The Commissioner’s proposed power to publish information about privacy issues or data breaches would likely be met with opposition from the regulated entity for reasons related to reputation and confidentiality. Speaking from the perspective as an entity that may be covered the Privacy Act in response to similar amendments in the Online Privacy Bill Exposure Draft, Meta noted:

We suggest that before exercising the right to share information in the public interest, the Information Commissioner should consult with any potentially affected parties and allow them to make submissions as to why all or some of the information should not be disclosed and to seek review of the Information Commissioner’s decision if necessary. Without this type of protection it will be much harder for regulated entities to be comfortable sharing information with the Information Commissioner on a voluntary basis, as there would be a heightened underlying risk of that information being shared outside an entity’s control.[62]

Both the Business Council of Australia and the Communications Alliance expressed concerns that information published by the Commissioner might include information supplied by regulated entities that is contestable in terms of accuracy, completeness or relevance. They recommended the similar proposed subsection 33B in the Online Privacy Bill Exposure Draft be amended to include a requirement for prior consultation with the person or entity that provided the relevant information or to whom the information relates, among other things.[63]

Enhanced determination powers for the Commissioner

Under the Privacy Act, the Commissioner has the power to make a determination after investigating a complaint, to dismiss the complaint or find that the complaint is substantiated (existing subsection 52(1)), or after conducting an investigation on the Commissioner’s own initiative (existing subsection 52(1A)).

Proposed subparagraph 52(1)(b)(iia) (inserted by item 29 of the Bill) sets out that after investigating a complaint, the Commissioner may find the complaint substantiated and make a determination that includes a declaration that the respondent must prepare and publish, or otherwise communicate, a statement about the conduct. The relevant requirements and processes are set out in proposed section 52A (inserted by item 33 of the Bill). Proposed paragraph 52(1A)(ba) (inserted by item 30 of the Bill) provides a similar power for the Commissioner’s determinations on Commissioner-initiated investigations.

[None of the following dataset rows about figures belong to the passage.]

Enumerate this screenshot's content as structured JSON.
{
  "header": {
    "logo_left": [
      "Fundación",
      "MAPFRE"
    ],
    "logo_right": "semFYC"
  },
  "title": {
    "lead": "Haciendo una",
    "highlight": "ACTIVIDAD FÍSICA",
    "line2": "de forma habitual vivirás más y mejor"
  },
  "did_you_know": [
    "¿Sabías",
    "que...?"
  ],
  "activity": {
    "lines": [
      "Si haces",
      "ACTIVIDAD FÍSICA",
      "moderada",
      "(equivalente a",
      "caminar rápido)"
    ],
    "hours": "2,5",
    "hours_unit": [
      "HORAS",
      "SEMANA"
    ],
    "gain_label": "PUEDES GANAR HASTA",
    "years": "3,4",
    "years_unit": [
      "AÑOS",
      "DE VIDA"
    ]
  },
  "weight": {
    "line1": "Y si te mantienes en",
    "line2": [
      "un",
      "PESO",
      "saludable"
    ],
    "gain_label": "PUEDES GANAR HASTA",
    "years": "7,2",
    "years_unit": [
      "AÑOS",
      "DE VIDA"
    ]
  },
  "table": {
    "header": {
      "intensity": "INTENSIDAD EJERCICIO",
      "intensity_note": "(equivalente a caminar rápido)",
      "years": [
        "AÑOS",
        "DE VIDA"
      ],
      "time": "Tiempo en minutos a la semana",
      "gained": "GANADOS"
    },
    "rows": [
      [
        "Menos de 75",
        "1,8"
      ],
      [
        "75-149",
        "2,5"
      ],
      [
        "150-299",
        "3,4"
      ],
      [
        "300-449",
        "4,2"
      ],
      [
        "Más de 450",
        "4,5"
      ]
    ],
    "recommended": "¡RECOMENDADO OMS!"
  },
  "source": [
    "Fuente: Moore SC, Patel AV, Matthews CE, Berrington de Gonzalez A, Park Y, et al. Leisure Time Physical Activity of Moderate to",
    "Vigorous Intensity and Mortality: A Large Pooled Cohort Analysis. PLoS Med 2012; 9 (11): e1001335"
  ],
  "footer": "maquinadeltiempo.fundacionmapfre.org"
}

Under existing subparagraph 52(1)(b)(ia) or existing paragraph 52(1A)(b), the Commissioner may make a determination that includes a declaration that a respondent must take specified steps within a specified period to ensure conduct (in relation to complaints), or an act or practice (in relation to Commissioner-initiated investigations) constituting an interference with an individual’s privacy is not repeated or continued.

Proposed subsection 52(1AAA) (inserted by item 31 of the Bill) specifically allows the Commissioner to make a determination that includes a requirement for the respondent to engage, in consultation with the Commissioner, a suitably independent and qualified adviser to assist this process. The adviser is to review the acts or practices engaged in by the respondent that were the subject of the complaint, the steps (if any) taken by the respondent to ensure that the conduct referred to in the determination is not repeated or continued, and any other matter specified in the declaration that is relevant to those acts or practices, or that complaint (proposed paragraph 52(1AAA)(a)). It appears this amendment formalises the legal basis for a practice that the Commissioner has already used in some of her recent determinations.[64]

These proposed amendments to the Commissioner’s determinations powers adopt similar amendments in the Online Privacy Bill Exposure Draft.[65]